Besides worrying about my family there, the business my friends and I have been involved in there, even China's economic future, I feel more deeply the sting of criticism over the initial coverup of the epidemic. Because I know why the Chinese government tried to cover up the outbreak and even hide patients as it did.
Most American newspaper editorials and opinion columns have attributed the secrecy over severe acute respiratory syndrome (SARS) to the Chinese Communist Party's authoritarian control of the media.
They mentioned the coverup of information after Tiananmen Square in 1989, or the coverup of millions starving after the failed Great Leap Forward in the early 1960s. They compared SARS in China to the Chernobyl coverup by the Soviet Union in 1986.
But the practice is not just communist, it is also Chinese.
As Boston Globe journalist Indira A.R. Lakshmanan wisely wrote this month, "Even before the communist revolution, Beijing's notion of sovereignty bred secrecy on the principle that outsiders had no right to know of any embarrassing problems."
But Lakshmanan stopped there, just short of touching the cultural aspect of this problem.
The Vienna-based International Press Institute, in a protest letter to Chinese President Hu Jintao, pointed out that it was the Chinese government's "culture of secrecy" that led to the failure to provide accurate data on the spread of SARS.
The institute was right. It was a culture of secrecy. But it was not just the culture of the Chinese government; it is also the culture of the Chinese. It is a culture of face, or saving face, not losing face.
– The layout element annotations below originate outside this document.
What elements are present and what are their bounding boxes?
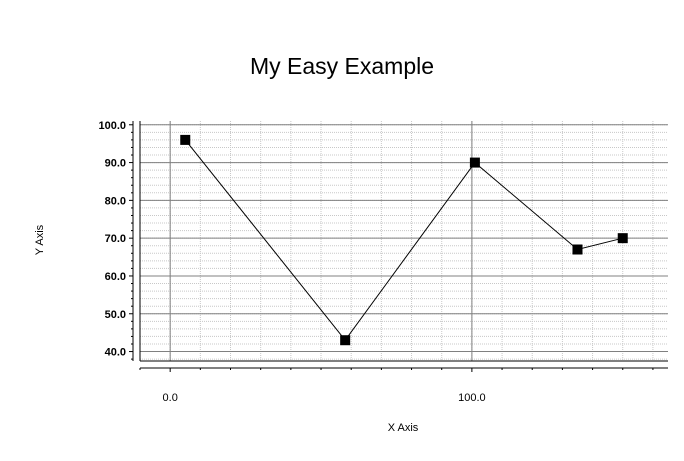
y-tick-label: 70.0 bbox=[105, 233, 126, 245]
data-point-marker bbox=[572, 244, 583, 255]
data-point-marker bbox=[469, 157, 480, 168]
plot-area bbox=[140, 121, 668, 361]
grid bbox=[139, 121, 668, 361]
axes bbox=[129, 121, 668, 372]
data-point-marker bbox=[617, 233, 628, 244]
chart-title: My Easy Example bbox=[250, 53, 434, 79]
y-tick-label: 50.0 bbox=[105, 309, 126, 321]
data-point-marker bbox=[340, 335, 351, 346]
y-tick-label: 60.0 bbox=[105, 271, 126, 283]
x-axis-label: X Axis bbox=[388, 422, 419, 434]
tick-labels: 40.0 50.0 60.0 70.0 80.0 90.0 100.0 0.0 100.0 bbox=[98, 120, 485, 404]
y-tick-label: 90.0 bbox=[105, 158, 126, 170]
data-point-marker bbox=[180, 134, 191, 145]
x-tick-label: 0.0 bbox=[163, 392, 178, 404]
y-tick-label: 80.0 bbox=[105, 195, 126, 207]
y-tick-label: 100.0 bbox=[98, 120, 126, 132]
y-axis-label: Y Axis bbox=[34, 224, 46, 255]
x-tick-label: 100.0 bbox=[458, 392, 486, 404]
y-tick-label: 40.0 bbox=[105, 347, 126, 359]
series bbox=[180, 134, 628, 346]
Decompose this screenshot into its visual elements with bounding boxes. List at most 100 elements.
Every ethnic Chinese who speaks the language probably knows or has been told by his or her parents of this age-old saying, "Jia chou bu ke wai yang — Family shame should not be made public."
It is this old Chinese consciousness of shame, plus the communist and authoritarian control, that has developed into the practice of covering up bad news for several decades, including most recently over SARS.
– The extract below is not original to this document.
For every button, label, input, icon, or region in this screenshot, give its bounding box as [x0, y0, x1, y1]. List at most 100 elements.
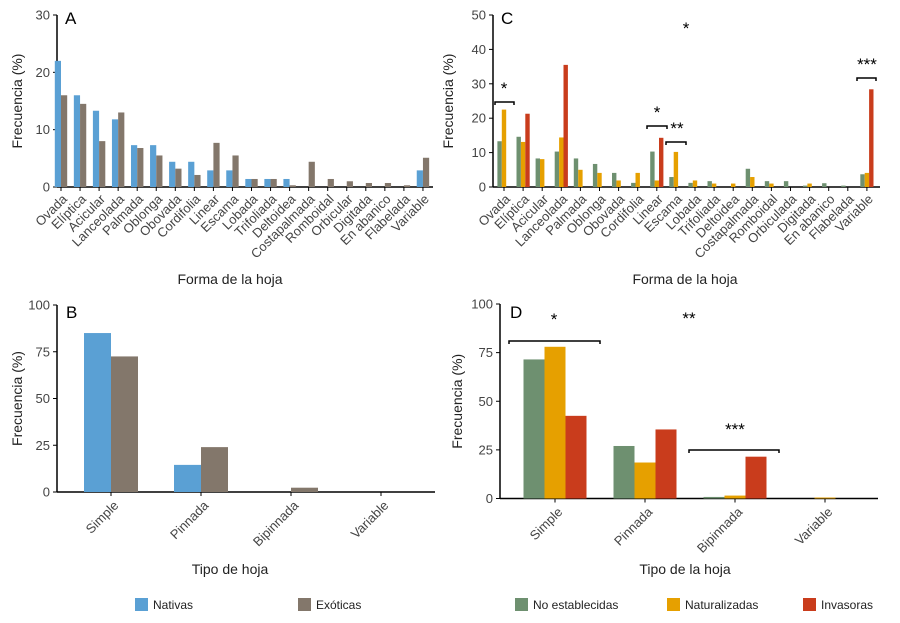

Besides the famine in China in the early '60s, it was the consciousness of shame that prevented the Chinese government from allowing foreign journalists and international organizations to inspect the ruins of the Tangshan earthquake, dubbed the deadliest of the 20th century, that killed over 200,000 people in 1976. It was with the same consciousness of shame that the Chinese government moved some people into better housing temporarily in the '70s, just so their visiting overseas relatives would not see the shabby holes these people really lived in.
It was, of course, because of shame that the Chinese government in the early years of reform restricted foreign journalists and tourists from various cities in China because many were simply too poor to be seen by outsiders. And it is with this same consciousness of shame that a Chinese individual or family would not let others know that there are problems, from money to marriage, or would hide the problems for years.
But now in the age of modernization and globalization, this old mindset of covering up one's problems to save face is not only outdated, it is also harmful, as the SARS tragedy has shown to our highly integrated world community.
By trying to save face, the Chinese government has actually lost face on a large scale, not only in lives and international trust lost, but also in terms of the pride of all Chinese.
As author Orville Schell said, China's leaders are "slowly getting the message that you can't opt out (of globalization) once you're in."
I sincerely hope he is right and that the new leadership in China has gotten the message and realizes now that with globalization, we are all in this together. No one is in isolation. No one should be helpless. All progress is shared. All problems are linked as well.
A better way to save China's face is not to cover up, but to own up, open up, be transparent, and become a responsible, then respectable, member of the world community.
Wendy Liu is an independent China business consultant and translator living in Federal Way.